I'm the maintainer of security/logcheck port. It detects log messages that should be reported by applying regular expressions to each messages with egrep. After grep is switched to bsdgrep on 13-CURRENT I noticed logcheck produces some errors caused by egrep. I investigate them and found most of them happens because regular expressions are invalid according to the definition on re_format(7). But I also found there is one case that caused by bug of bsdgrep. In re_format(7) 'bound' is defined as following. "A bound is '{' followed by an unsigned decimal integer, possibly followed by ',' possibly followed by another unsigned decimal integer, always followed by '}'. The integers must lie between 0 and RE_DUP_MAX (255) inclusive, and if there are two of them, the first may not exceed the second." And there is also following clarification. " A '{' followed by a character other than a digit is an ordinary character, not the beginning of a bound. " So '{100}' is regarded as bound and therefore is invalid as regular expression. But '{foo}' isn't regarded as bound. Hence it's a valid regular expression and matches itself. Gnugrep's egrep works fine with this regular expression. ---------------------------------------------------------------------- yasu@eastasia[1575]% uname -U 1202000 yasu@eastasia[1614]% type egrep egrep is /usr/bin/egrep yasu@eastasia[1615]% egrep --version egrep (GNU grep) 2.5.1-FreeBSD Copyright 1988, 1992-1999, 2000, 2001 Free Software Foundation, Inc. This is free software; see the source for copying conditions. There is NO warranty; not even for MERCHANTABILITY or FITNESS FOR A PARTICULAR PURPOSE. yasu@eastasia[1616]% echo '{foo}' | egrep '{foo}' {foo} yasu@eastasia[1617]% ---------------------------------------------------------------------- But bsdgrep's egrep results in error. ---------------------------------------------------------------------- yasu@rolling-vm-freebsd1[1135]% uname -U 1300131 yasu@rolling-vm-freebsd1[1142]% type egrep egrep is /usr/bin/egrep yasu@rolling-vm-freebsd1[1143]% egrep --version egrep (BSD grep, GNU compatible) 2.6.0-FreeBSD yasu@rolling-vm-freebsd1[1144]% echo '{foo}' | egrep '{foo}' egrep: repetition-operator operand invalid yasu@rolling-vm-freebsd1[1145]% ----------------------------------------------------------------------
It's not grep itself, it's our regex implementation. POSIX says it's UB: *+?{ The asterisk, plus-sign, question-mark, and left-brace shall be special except when used in a bracket expression. Any of the following uses produce undefined results: - If a left-brace is not part of a valid interval expression re_format(7) is free interpretation of the standard. FWIW, the best way is to fix your regular expressions.

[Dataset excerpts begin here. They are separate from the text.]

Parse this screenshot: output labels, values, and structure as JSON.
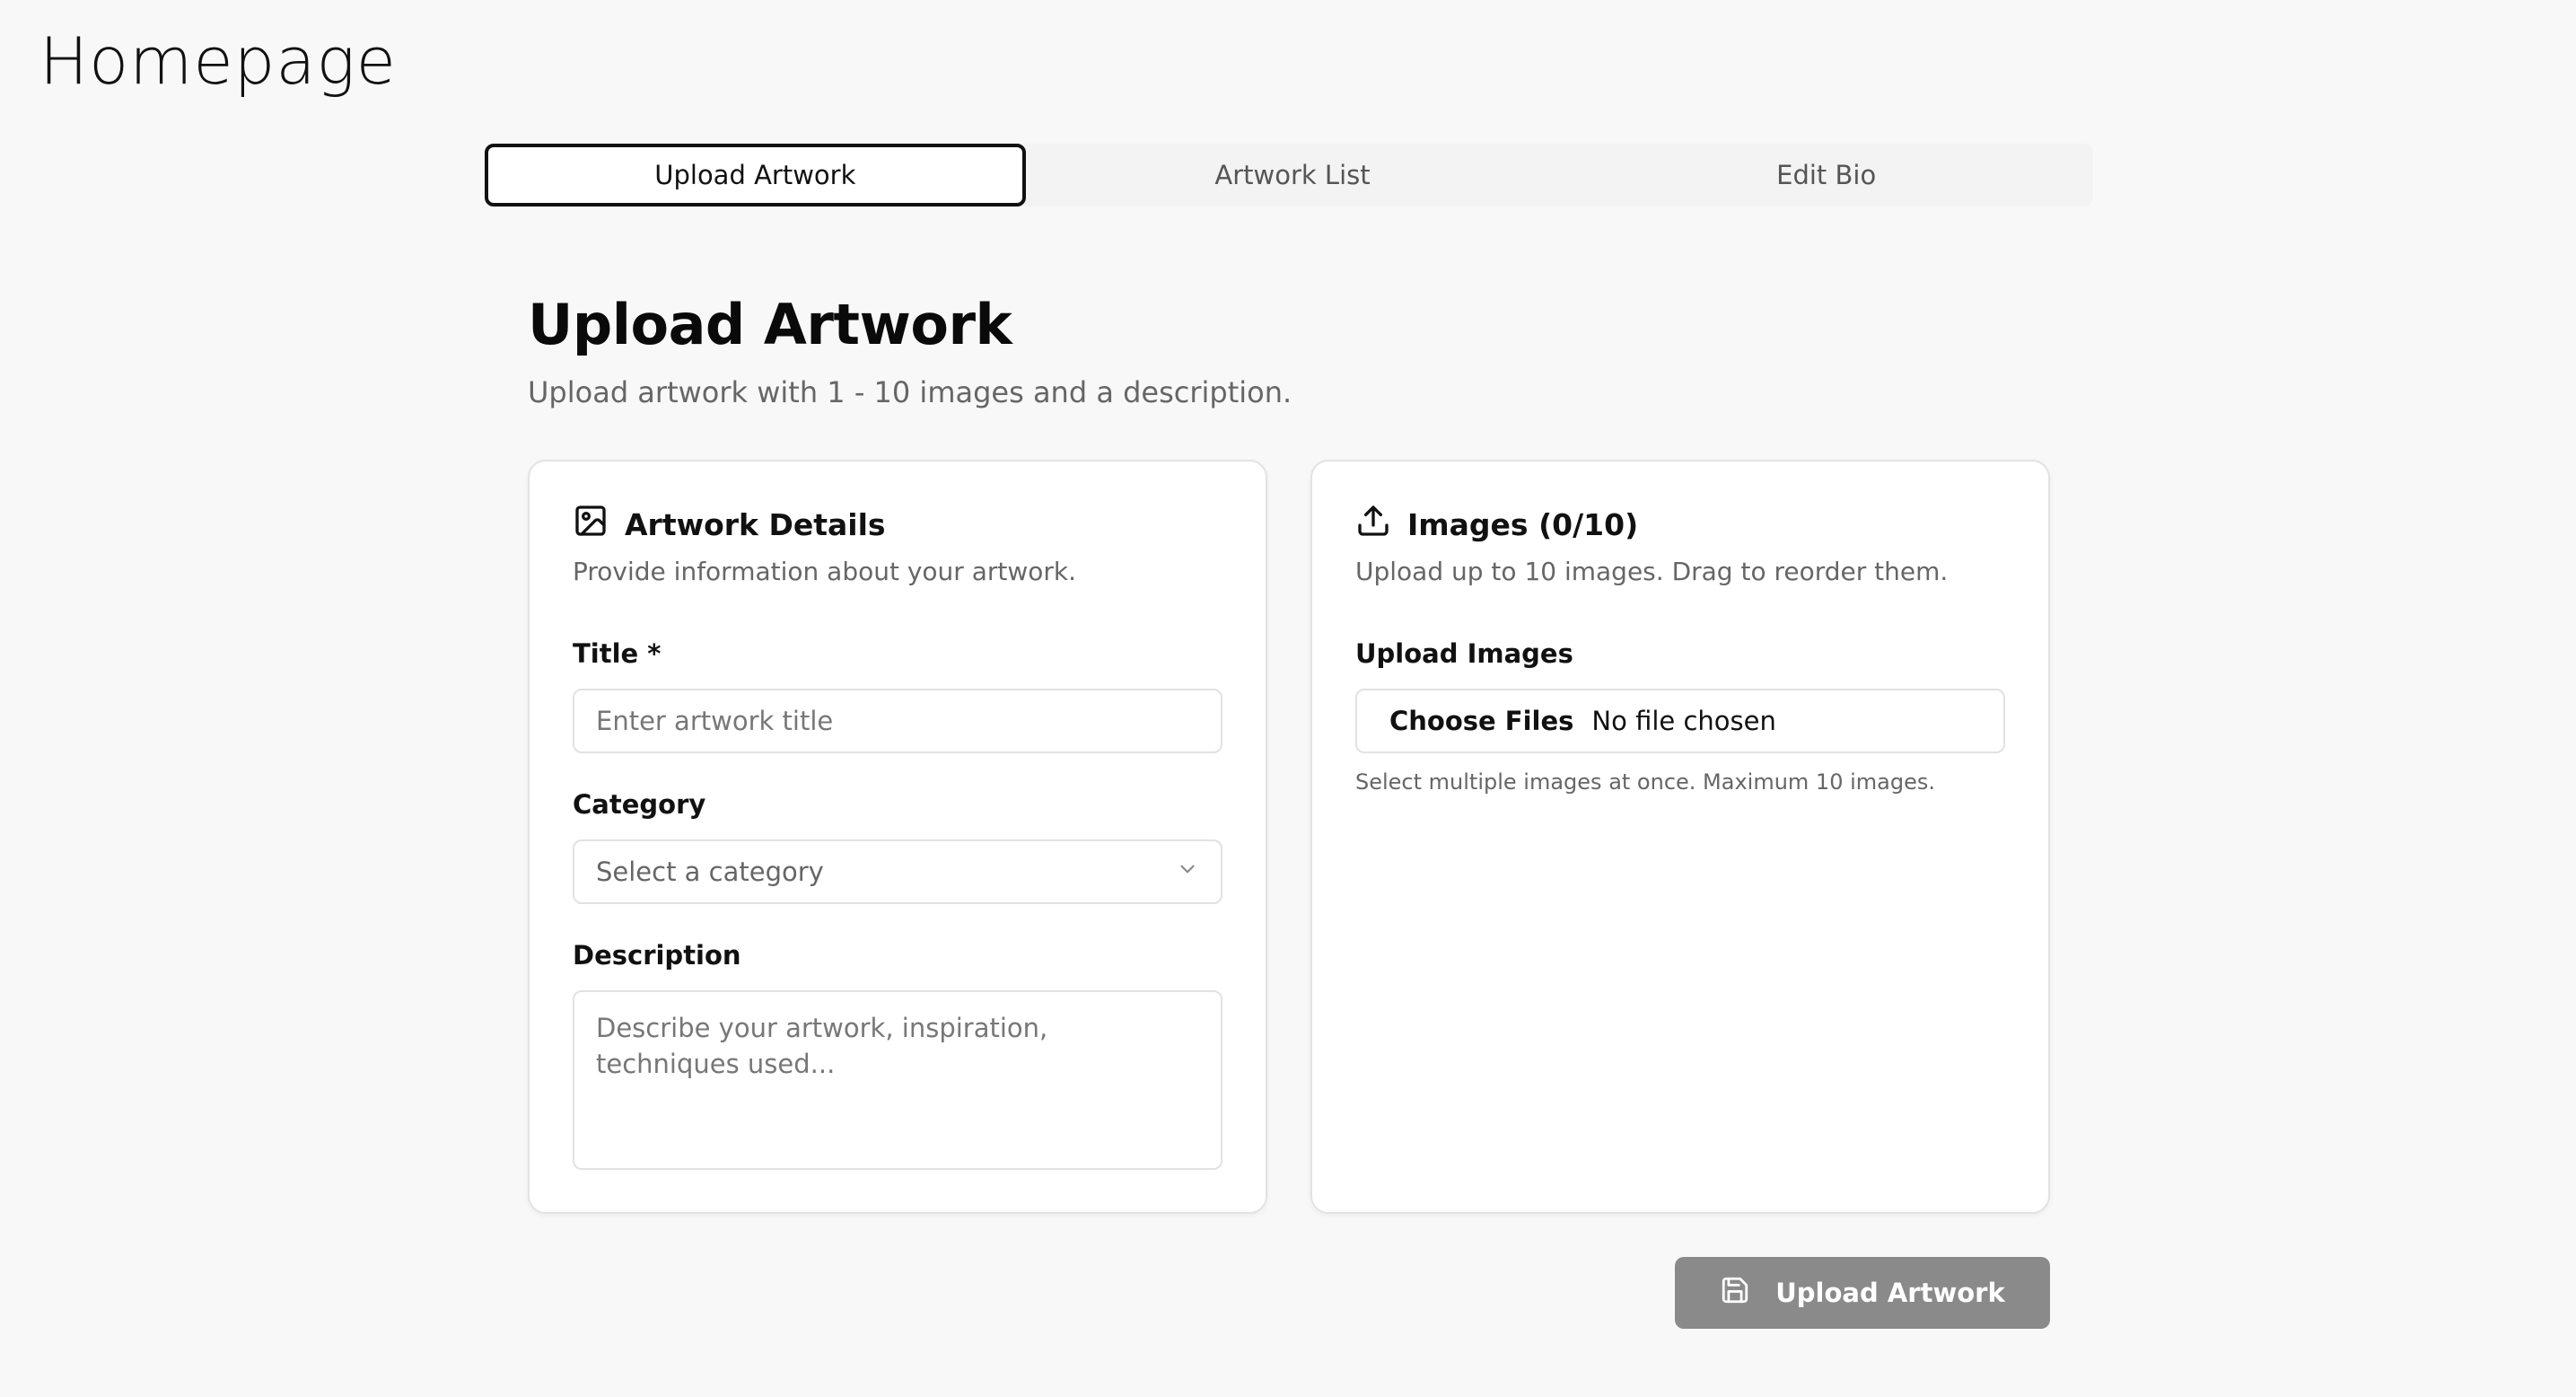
{
  "page": {
    "title": "Homepage"
  },
  "tabs": [
    {
      "label": "Upload Artwork",
      "active": true
    },
    {
      "label": "Artwork List",
      "active": false
    },
    {
      "label": "Edit Bio",
      "active": false
    }
  ],
  "section": {
    "title": "Upload Artwork",
    "subtitle": "Upload artwork with 1 - 10 images and a description."
  },
  "details_card": {
    "icon": "image-icon",
    "title": "Artwork Details",
    "description": "Provide information about your artwork.",
    "title_field": {
      "label": "Title *",
      "placeholder": "Enter artwork title",
      "value": ""
    },
    "category_field": {
      "label": "Category",
      "placeholder": "Select a category"
    },
    "description_field": {
      "label": "Description",
      "placeholder": "Describe your artwork, inspiration, techniques used..."
    }
  },
  "images_card": {
    "icon": "upload-icon",
    "title": "Images (0/10)",
    "description": "Upload up to 10 images. Drag to reorder them.",
    "upload_field": {
      "label": "Upload Images",
      "button_label": "Choose Files",
      "status": "No file chosen",
      "hint": "Select multiple images at once. Maximum 10 images."
    }
  },
  "submit": {
    "icon": "save-icon",
    "label": "Upload Artwork",
    "disabled": true
  },
  "colors": {
    "accent": "#111111",
    "disabled_button": "#8a8a8a",
    "background": "#f8f8f8"
  }
}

(In reply to Yuri Pankov from comment #1) +1 for fixing (+ upstreaming) it to be POSIX compliant
(In reply to Yuri Pankov from comment #1) Thanks for explanation. Then please let me ask one more question. While investigating I also found following two patterns are accepted by gnugrep but rejected bsdgrep. * '(foo|)' * '.{0,256}' According to re_format(7) both of them are invalid as regular expression. Then are they also invalid with POSIX standard?

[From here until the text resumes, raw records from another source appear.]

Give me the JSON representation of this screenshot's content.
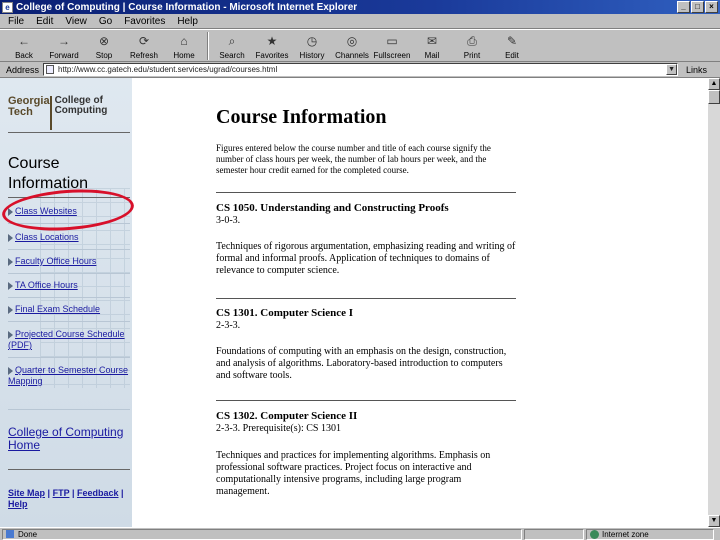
{
  "window": {
    "title": "College of Computing | Course Information - Microsoft Internet Explorer",
    "min_glyph": "_",
    "max_glyph": "□",
    "close_glyph": "×"
  },
  "menu": [
    "File",
    "Edit",
    "View",
    "Go",
    "Favorites",
    "Help"
  ],
  "toolbar": [
    {
      "label": "Back",
      "icon": "back-arrow-icon",
      "glyph": "←"
    },
    {
      "label": "Forward",
      "icon": "forward-arrow-icon",
      "glyph": "→"
    },
    {
      "label": "Stop",
      "icon": "stop-icon",
      "glyph": "⊗"
    },
    {
      "label": "Refresh",
      "icon": "refresh-icon",
      "glyph": "⟳"
    },
    {
      "label": "Home",
      "icon": "home-icon",
      "glyph": "⌂"
    },
    {
      "label": "Search",
      "icon": "search-icon",
      "glyph": "⌕"
    },
    {
      "label": "Favorites",
      "icon": "favorites-icon",
      "glyph": "★"
    },
    {
      "label": "History",
      "icon": "history-icon",
      "glyph": "◷"
    },
    {
      "label": "Channels",
      "icon": "channels-icon",
      "glyph": "◎"
    },
    {
      "label": "Fullscreen",
      "icon": "fullscreen-icon",
      "glyph": "▭"
    },
    {
      "label": "Mail",
      "icon": "mail-icon",
      "glyph": "✉"
    },
    {
      "label": "Print",
      "icon": "print-icon",
      "glyph": "⎙"
    },
    {
      "label": "Edit",
      "icon": "edit-icon",
      "glyph": "✎"
    }
  ],
  "address": {
    "label": "Address",
    "url": "http://www.cc.gatech.edu/student.services/ugrad/courses.html",
    "links_label": "Links"
  },
  "sidebar": {
    "logo_gt": "Georgia Tech",
    "logo_coc": "College of Computing",
    "heading_line1": "Course",
    "heading_line2": "Information",
    "links": [
      "Class Websites",
      "Class Locations",
      "Faculty Office Hours",
      "TA Office Hours",
      "Final Exam Schedule",
      "Projected Course Schedule (PDF)",
      "Quarter to Semester Course Mapping"
    ],
    "home_link": "College of Computing Home",
    "footer": {
      "site_map": "Site Map",
      "ftp": "FTP",
      "feedback": "Feedback",
      "help": "Help",
      "separator": "|"
    }
  },
  "main": {
    "title": "Course Information",
    "intro": "Figures entered below the course number and title of each course signify the number of class hours per week, the number of lab hours per week, and the semester hour credit earned for the completed course.",
    "courses": [
      {
        "title": "CS 1050. Understanding and Constructing Proofs",
        "hours": "3-0-3.",
        "desc": "Techniques of rigorous argumentation, emphasizing reading and writing of formal and informal proofs. Application of techniques to domains of relevance to computer science."
      },
      {
        "title": "CS 1301. Computer Science I",
        "hours": "2-3-3.",
        "desc": "Foundations of computing with an emphasis on the design, construction, and analysis of algorithms. Laboratory-based introduction to computers and software tools."
      },
      {
        "title": "CS 1302. Computer Science II",
        "hours": "2-3-3. Prerequisite(s): CS 1301",
        "desc": "Techniques and practices for implementing algorithms. Emphasis on professional software practices. Project focus on interactive and computationally intensive programs, including large program management."
      }
    ]
  },
  "status": {
    "left": "Done",
    "zone": "Internet zone"
  },
  "colors": {
    "title_bar": "#0a1f73",
    "link": "#1a1aa0",
    "highlight_ring": "#d8102a"
  }
}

(In reply to Yasuhiro KIMURA from comment #3) As a matter of fact, yes: * '(foo|)': ---------------------------------------------------------------------- | The vertical-line is special except when used in a bracket expression. A vertical-line appearing first or last in an ERE, or immediately following a vertical-line or a left-parenthesis, or immediately preceding a right-parenthesis, produces undefined results. ---------------------------------------------------------------------- * '.{0,256}': We have RE_DUP_MAX defined to 255 (see /usr/include/limits.h). For reference: https://pubs.opengroup.org/onlinepubs/9699919799/basedefs/V1_chap09.html
(In reply to Yuri Pankov from comment #4) I see. Thank you for answering my question.